While Japanese products stood for mass production before, now they symbolized innovation. Suddenly, hitherto unpronounceable brands like Yamaha, Mitsubishi, Hitachi or Toyota not only became household names in the West, but also stood for premium brands that didn’t need to be cheap to sell. Some of the biggest Japanese companies still make products under western-sounding pseudonyms: Epson (Son of Electric Printer, really!) printers are made by Seiko Epson Corporation from Nagano, Roland synthesizers by Rorando Kabushiki Kaisha from Shizuoka and Bridgestone is still the trade name of Kabushiki-gaisha Burijisuton from Fukuoka. In other cases, the Japanese language provides a nice consonant-vowel pattern, making names like Nikon, Canon, Honda, and Nissan, sound pleasant and instantly familiar to western ears.
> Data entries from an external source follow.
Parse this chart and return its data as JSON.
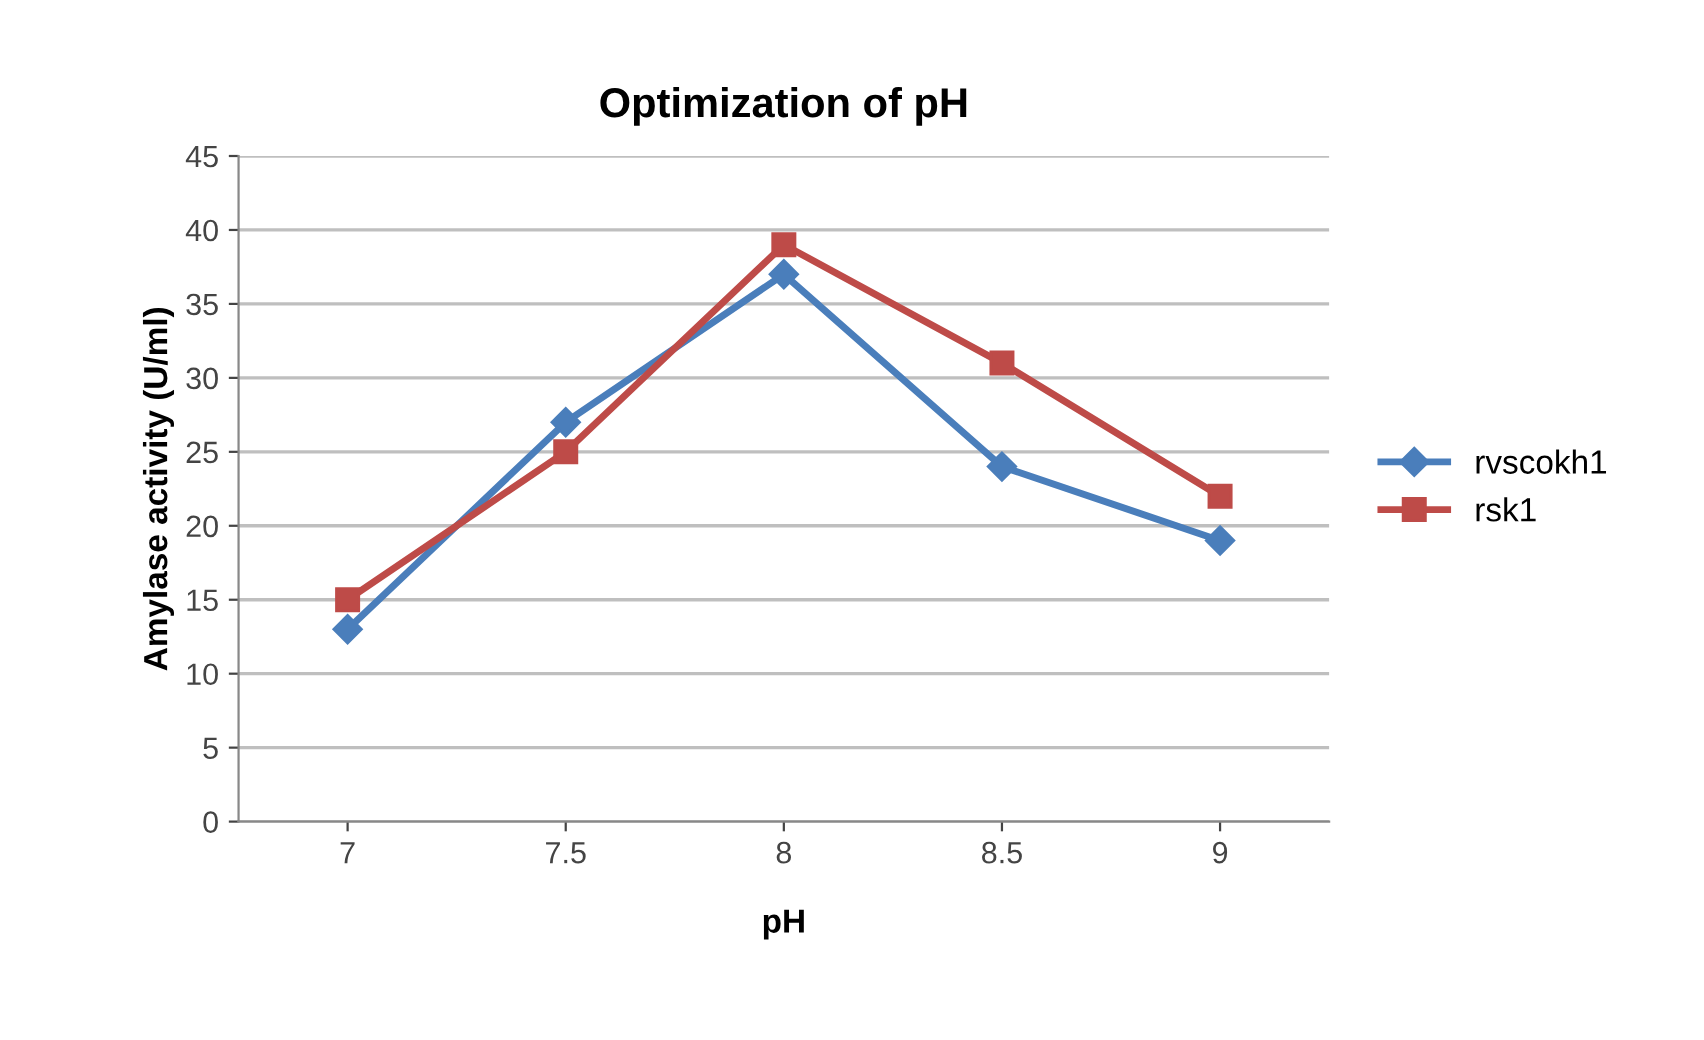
{
  "chart_data": {
    "type": "line",
    "title": "Optimization of pH",
    "xlabel": "pH",
    "ylabel": "Amylase activity (U/ml)",
    "categories": [
      "7",
      "7.5",
      "8",
      "8.5",
      "9"
    ],
    "series": [
      {
        "name": "rvscokh1",
        "color": "#4a7ebb",
        "marker": "diamond",
        "values": [
          13,
          27,
          37,
          24,
          19
        ]
      },
      {
        "name": "rsk1",
        "color": "#be4b48",
        "marker": "square",
        "values": [
          15,
          25,
          39,
          31,
          22
        ]
      }
    ],
    "ylim": [
      0,
      45
    ],
    "yticks": [
      0,
      5,
      10,
      15,
      20,
      25,
      30,
      35,
      40,
      45
    ],
    "grid": "y",
    "legend": "right"
  }
}
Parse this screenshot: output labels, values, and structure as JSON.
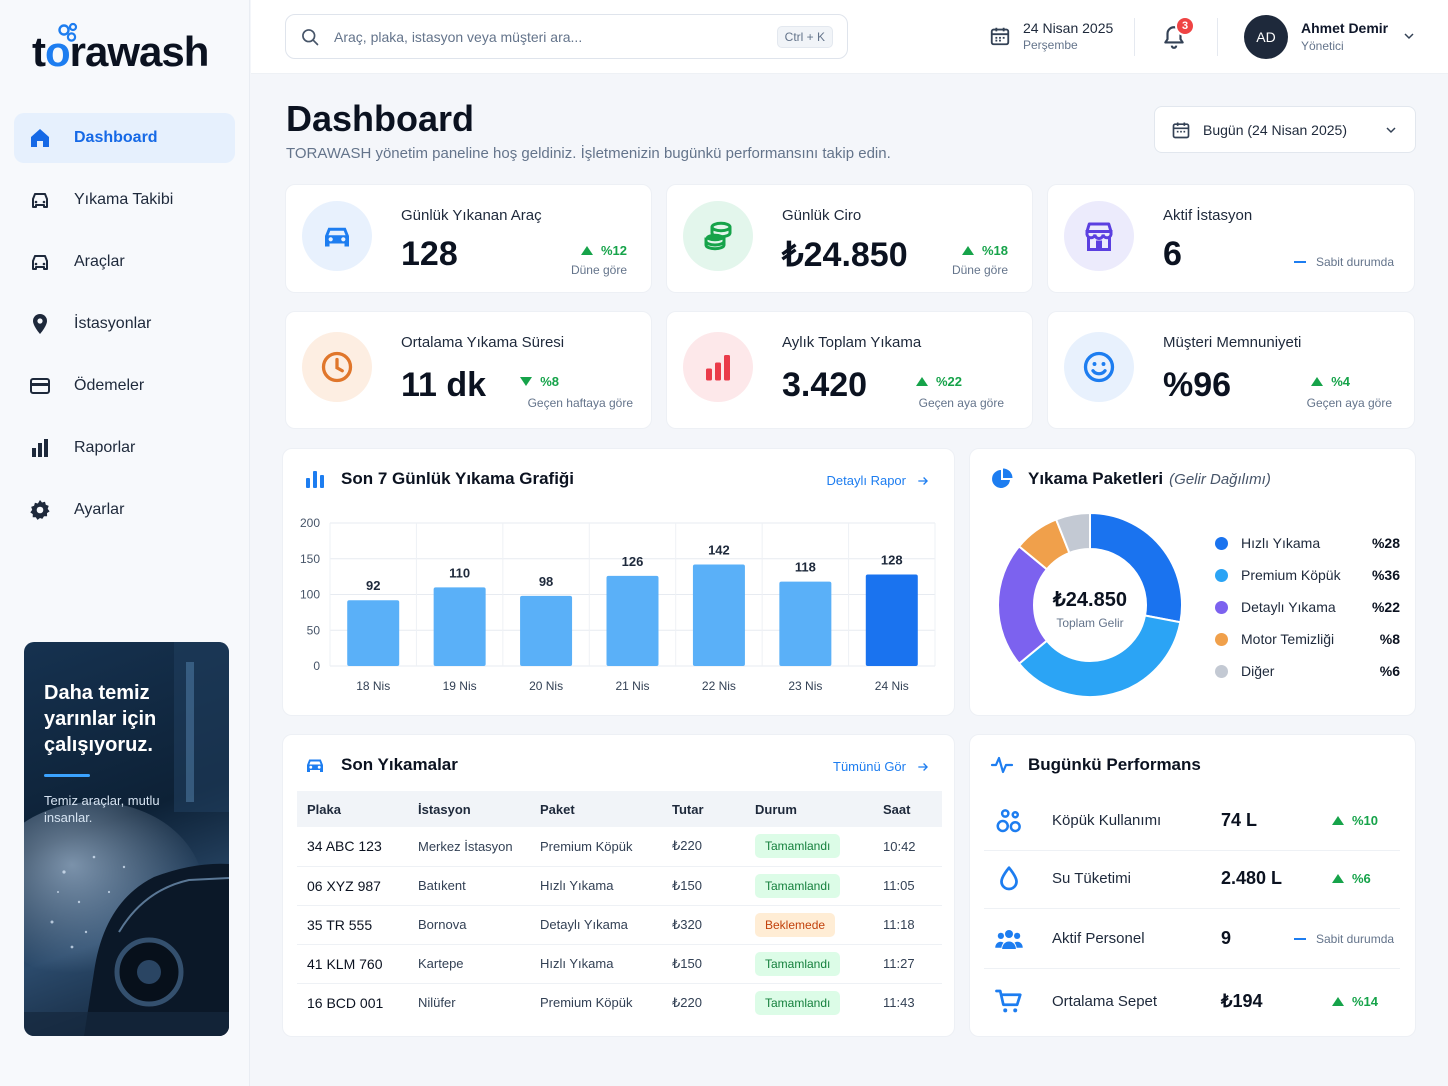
{
  "brand": {
    "logo_pre": "t",
    "logo_o": "o",
    "logo_post": "rawash",
    "accent": "#1d7df0"
  },
  "sidebar": {
    "items": [
      {
        "label": "Dashboard",
        "icon": "home-icon",
        "active": true
      },
      {
        "label": "Yıkama Takibi",
        "icon": "car-icon"
      },
      {
        "label": "Araçlar",
        "icon": "car-icon"
      },
      {
        "label": "İstasyonlar",
        "icon": "location-pin-icon"
      },
      {
        "label": "Ödemeler",
        "icon": "credit-card-icon"
      },
      {
        "label": "Raporlar",
        "icon": "bar-chart-icon"
      },
      {
        "label": "Ayarlar",
        "icon": "gear-icon"
      }
    ],
    "promo": {
      "title": "Daha temiz yarınlar için çalışıyoruz.",
      "subtitle": "Temiz araçlar, mutlu insanlar."
    }
  },
  "topbar": {
    "search_placeholder": "Araç, plaka, istasyon veya müşteri ara...",
    "shortcut": "Ctrl + K",
    "date": "24 Nisan 2025",
    "weekday": "Perşembe",
    "notifications": "3",
    "user": {
      "initials": "AD",
      "name": "Ahmet Demir",
      "role": "Yönetici"
    }
  },
  "page": {
    "title": "Dashboard",
    "subtitle": "TORAWASH yönetim paneline hoş geldiniz. İşletmenizin bugünkü performansını takip edin.",
    "date_filter": "Bugün (24 Nisan 2025)"
  },
  "kpis": [
    {
      "label": "Günlük Yıkanan Araç",
      "value": "128",
      "change": "%12",
      "compare": "Düne göre",
      "trend": "up",
      "icon": "car-icon",
      "color": "#1d7df0",
      "bg": "#e8f1fd"
    },
    {
      "label": "Günlük Ciro",
      "value": "₺24.850",
      "change": "%18",
      "compare": "Düne göre",
      "trend": "up",
      "icon": "coins-icon",
      "color": "#16a34a",
      "bg": "#e3f6ec"
    },
    {
      "label": "Aktif İstasyon",
      "value": "6",
      "change": "",
      "compare": "Sabit durumda",
      "trend": "flat",
      "icon": "store-icon",
      "color": "#5b3fe0",
      "bg": "#ecebfc"
    },
    {
      "label": "Ortalama Yıkama Süresi",
      "value": "11 dk",
      "change": "%8",
      "compare": "Geçen haftaya göre",
      "trend": "down",
      "icon": "clock-icon",
      "color": "#e0762b",
      "bg": "#fdeee2"
    },
    {
      "label": "Aylık Toplam Yıkama",
      "value": "3.420",
      "change": "%22",
      "compare": "Geçen aya göre",
      "trend": "up",
      "icon": "bar-chart-icon",
      "color": "#ea3b4a",
      "bg": "#fde8ea"
    },
    {
      "label": "Müşteri Memnuniyeti",
      "value": "%96",
      "change": "%4",
      "compare": "Geçen aya göre",
      "trend": "up",
      "icon": "smile-icon",
      "color": "#1d7df0",
      "bg": "#e8f1fd"
    }
  ],
  "weekly": {
    "title": "Son 7 Günlük Yıkama Grafiği",
    "link": "Detaylı Rapor"
  },
  "packages": {
    "title": "Yıkama Paketleri",
    "subtitle": "(Gelir Dağılımı)",
    "center_value": "₺24.850",
    "center_label": "Toplam Gelir"
  },
  "recent": {
    "title": "Son Yıkamalar",
    "link": "Tümünü Gör",
    "columns": [
      "Plaka",
      "İstasyon",
      "Paket",
      "Tutar",
      "Durum",
      "Saat"
    ],
    "rows": [
      {
        "plate": "34 ABC 123",
        "station": "Merkez İstasyon",
        "package": "Premium Köpük",
        "amount": "₺220",
        "status": "Tamamlandı",
        "status_type": "ok",
        "time": "10:42"
      },
      {
        "plate": "06 XYZ 987",
        "station": "Batıkent",
        "package": "Hızlı Yıkama",
        "amount": "₺150",
        "status": "Tamamlandı",
        "status_type": "ok",
        "time": "11:05"
      },
      {
        "plate": "35 TR 555",
        "station": "Bornova",
        "package": "Detaylı Yıkama",
        "amount": "₺320",
        "status": "Beklemede",
        "status_type": "wait",
        "time": "11:18"
      },
      {
        "plate": "41 KLM 760",
        "station": "Kartepe",
        "package": "Hızlı Yıkama",
        "amount": "₺150",
        "status": "Tamamlandı",
        "status_type": "ok",
        "time": "11:27"
      },
      {
        "plate": "16 BCD 001",
        "station": "Nilüfer",
        "package": "Premium Köpük",
        "amount": "₺220",
        "status": "Tamamlandı",
        "status_type": "ok",
        "time": "11:43"
      }
    ]
  },
  "performance": {
    "title": "Bugünkü Performans",
    "rows": [
      {
        "label": "Köpük Kullanımı",
        "value": "74 L",
        "change": "%10",
        "trend": "up",
        "icon": "bubbles-icon"
      },
      {
        "label": "Su Tüketimi",
        "value": "2.480 L",
        "change": "%6",
        "trend": "up",
        "icon": "water-drop-icon"
      },
      {
        "label": "Aktif Personel",
        "value": "9",
        "change": "Sabit durumda",
        "trend": "flat",
        "icon": "people-icon"
      },
      {
        "label": "Ortalama Sepet",
        "value": "₺194",
        "change": "%14",
        "trend": "up",
        "icon": "cart-icon"
      }
    ]
  },
  "chart_data": [
    {
      "type": "bar",
      "title": "Son 7 Günlük Yıkama Grafiği",
      "categories": [
        "18 Nis",
        "19 Nis",
        "20 Nis",
        "21 Nis",
        "22 Nis",
        "23 Nis",
        "24 Nis"
      ],
      "values": [
        92,
        110,
        98,
        126,
        142,
        118,
        128
      ],
      "ylim": [
        0,
        200
      ],
      "yticks": [
        0,
        50,
        100,
        150,
        200
      ],
      "grid": true,
      "color": "#5ab0f8",
      "highlight_color": "#1a73ef"
    },
    {
      "type": "pie",
      "title": "Yıkama Paketleri",
      "categories": [
        "Hızlı Yıkama",
        "Premium Köpük",
        "Detaylı Yıkama",
        "Motor Temizliği",
        "Diğer"
      ],
      "values": [
        28,
        36,
        22,
        8,
        6
      ],
      "labels": [
        "%28",
        "%36",
        "%22",
        "%8",
        "%6"
      ],
      "colors": [
        "#1a73ef",
        "#2ba4f5",
        "#7c62ef",
        "#f0a04b",
        "#c3c9d3"
      ],
      "legend": "right"
    }
  ]
}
It has, however, taken Japanese brands a long time to be confident about their heritage. About 10 years ago, we worked with Lexus to reposition its brand in Europe. When we told the gentlemen who came to visit from Japan that it was a good idea if it owned up to being Japanese instead of pretending to be a pseudo-Mercedes of unknown origin, they thought we were quite mad. We showed them that Japanese qualities like modesty, precision and attention to detail produced cars that afforded the utmost luxury: the absence of stress. Luxury doesn’t have to mean ostentatious displays of gold chrome, but can also mean a Zen-like concentration on the essential. They never quite believed us, and it has taken Lexus another decade to arrive at the current positioning which is self-confident and relaxed.

Japanese brands don’t have to prove anything anymore. They are now imitated by those they tried to emulate 40 years ago. In a globalized world, only authentic brands will survive, and heritage has become a virtue, not something to hide. Cheap products now come from elsewhere. In a country without oil, gas or minerals, the human brain has become the most powerful resource. The lesson we can learn here in Europe is that progress is not about making more, but better.

One comment

  1. daniel

    first, i’m a native texan, and your comment about texas is, for the most part, right on. you as a german, half a world away, seem to actually understand the facts better than most texans, unfortunately.
    second, what you say about making better things instead of more things is also right on. making products or offering services with little or no forethought as to how well they will work and as cheaply as possible is the stupidest, most illogical way of doing things. when will we learn?